GM2 gangliosidoses are a group of lysosomal storage disorders which include Sandhoff disease and Tay-Sachs disease. Dysregulation of glutamate receptors has been recently postulated in the pathology of Sandhoff disease. Glutamate receptor association with neuronal pentraxins 1 and 2, and the neuronal pentraxin receptor facilitates receptor potentiation and synaptic shaping. In this study, we have observed an upregulation of a novel form of neuronal pentraxin 1 (NP1-38) in the brains of a mouse model of Sandhoff disease and Tay-Sachs disease. In order to determine the impact of NP1 on the pathophysiology of Sandhoff disease mouse models, we have generated an Np1-/-Hexb-/- double knockout mouse, and observed extended lifespan, improved righting reflex and enhanced body condition relative to Hexb-/- mice, with no effect on gliosis or apoptotic markers in the CNS. Sandhoff mouse brain slices reveals a reduction in AMPA receptor-mediated currents, and increased variability in total glutamate currents in the CA1 region of the hippocampus; Np1-/-Hexb-/- mice show a correction of this phenotype, suggesting NP1-38 may be interfering with glutamate receptor function. Indeed, some of the psychiatric aspects of Sandhoff and Tay-Sachs disease (particularly late onset) may be attributed to a dysfunctional hippocampal glutamatergic system. Our work highlights a potential role for synaptic proteins, such as NP1 and glutamate receptors in lysosomal storage diseases.

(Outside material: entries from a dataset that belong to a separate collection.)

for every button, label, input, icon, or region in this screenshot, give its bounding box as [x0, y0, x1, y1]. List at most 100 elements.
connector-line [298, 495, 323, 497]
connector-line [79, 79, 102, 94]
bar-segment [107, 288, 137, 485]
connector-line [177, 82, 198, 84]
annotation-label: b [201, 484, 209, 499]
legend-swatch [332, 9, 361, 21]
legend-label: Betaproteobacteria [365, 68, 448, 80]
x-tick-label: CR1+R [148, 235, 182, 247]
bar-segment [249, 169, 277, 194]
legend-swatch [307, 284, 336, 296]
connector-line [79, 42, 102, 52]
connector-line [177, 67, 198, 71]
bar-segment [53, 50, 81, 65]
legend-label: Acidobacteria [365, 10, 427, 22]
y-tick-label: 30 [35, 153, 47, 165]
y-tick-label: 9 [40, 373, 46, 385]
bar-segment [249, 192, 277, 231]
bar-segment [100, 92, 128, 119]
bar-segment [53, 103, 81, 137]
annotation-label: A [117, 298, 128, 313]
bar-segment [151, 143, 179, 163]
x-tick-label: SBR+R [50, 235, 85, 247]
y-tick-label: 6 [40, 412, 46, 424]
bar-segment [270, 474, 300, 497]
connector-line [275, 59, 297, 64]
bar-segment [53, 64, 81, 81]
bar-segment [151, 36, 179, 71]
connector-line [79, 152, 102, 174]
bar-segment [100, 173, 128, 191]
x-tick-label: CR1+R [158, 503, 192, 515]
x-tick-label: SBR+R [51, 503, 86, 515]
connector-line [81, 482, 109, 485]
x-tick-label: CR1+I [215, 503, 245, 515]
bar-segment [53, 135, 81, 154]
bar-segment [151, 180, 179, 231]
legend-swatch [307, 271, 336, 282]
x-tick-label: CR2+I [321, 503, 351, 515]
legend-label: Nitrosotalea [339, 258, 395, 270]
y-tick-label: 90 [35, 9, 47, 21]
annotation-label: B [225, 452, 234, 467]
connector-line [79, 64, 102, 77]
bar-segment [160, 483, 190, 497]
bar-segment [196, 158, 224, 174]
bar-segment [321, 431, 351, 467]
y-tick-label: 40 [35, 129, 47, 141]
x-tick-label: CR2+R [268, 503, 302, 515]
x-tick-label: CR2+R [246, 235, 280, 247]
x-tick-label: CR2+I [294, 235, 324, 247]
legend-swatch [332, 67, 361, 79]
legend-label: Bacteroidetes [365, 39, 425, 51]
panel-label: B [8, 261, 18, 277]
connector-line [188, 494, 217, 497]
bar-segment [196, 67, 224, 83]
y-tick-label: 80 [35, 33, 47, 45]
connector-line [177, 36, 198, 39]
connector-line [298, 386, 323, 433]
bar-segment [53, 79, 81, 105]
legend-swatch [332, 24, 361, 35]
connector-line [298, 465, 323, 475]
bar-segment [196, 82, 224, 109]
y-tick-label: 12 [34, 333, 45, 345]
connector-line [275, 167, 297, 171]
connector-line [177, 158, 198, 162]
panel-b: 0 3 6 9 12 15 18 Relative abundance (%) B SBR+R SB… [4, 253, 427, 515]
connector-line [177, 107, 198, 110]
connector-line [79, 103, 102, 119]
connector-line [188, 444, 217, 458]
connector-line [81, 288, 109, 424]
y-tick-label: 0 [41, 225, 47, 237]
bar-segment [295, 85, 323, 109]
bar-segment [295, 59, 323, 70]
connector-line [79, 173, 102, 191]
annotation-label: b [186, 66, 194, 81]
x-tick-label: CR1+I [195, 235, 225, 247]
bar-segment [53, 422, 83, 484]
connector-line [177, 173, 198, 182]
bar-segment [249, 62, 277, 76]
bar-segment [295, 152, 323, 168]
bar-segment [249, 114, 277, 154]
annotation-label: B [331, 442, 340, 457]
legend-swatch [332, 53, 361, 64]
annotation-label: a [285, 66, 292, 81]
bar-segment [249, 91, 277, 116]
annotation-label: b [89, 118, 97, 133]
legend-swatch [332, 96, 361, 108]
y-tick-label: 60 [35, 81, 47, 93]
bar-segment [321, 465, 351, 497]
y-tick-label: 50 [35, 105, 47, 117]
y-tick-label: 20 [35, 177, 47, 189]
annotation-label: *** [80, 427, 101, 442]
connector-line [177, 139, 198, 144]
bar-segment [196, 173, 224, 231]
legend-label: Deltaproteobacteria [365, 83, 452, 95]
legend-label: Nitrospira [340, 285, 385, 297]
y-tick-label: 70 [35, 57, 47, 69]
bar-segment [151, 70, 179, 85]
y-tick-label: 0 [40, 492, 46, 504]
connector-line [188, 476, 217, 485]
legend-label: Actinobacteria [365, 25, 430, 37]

Bi-phasic gliosis drives neuropathology in a Sandhoff disease mouse model.

Microgliosis and astrogliosis are known to be exacerbating factors in the progression of the lysosomal storage disorder Sandhoff disease. We have also found evidence for excitotoxicity via glutamate receptors in Sandhoff disease. To view the interaction of these cascades, we measured cerebellar expression of markers for gliosis, apoptosis, and excitatory synapses over the disease course in a Sandhoff disease mouse model. We observe a 2-stage model, with initial activation of microgliosis as early as 60days of age, followed by a later onset of astrogliosis, caspase-mediated apoptosis, and reduction in GluR1 at approximately 100days of age. These results implicate immune cells as first responders in Sandhoff disease.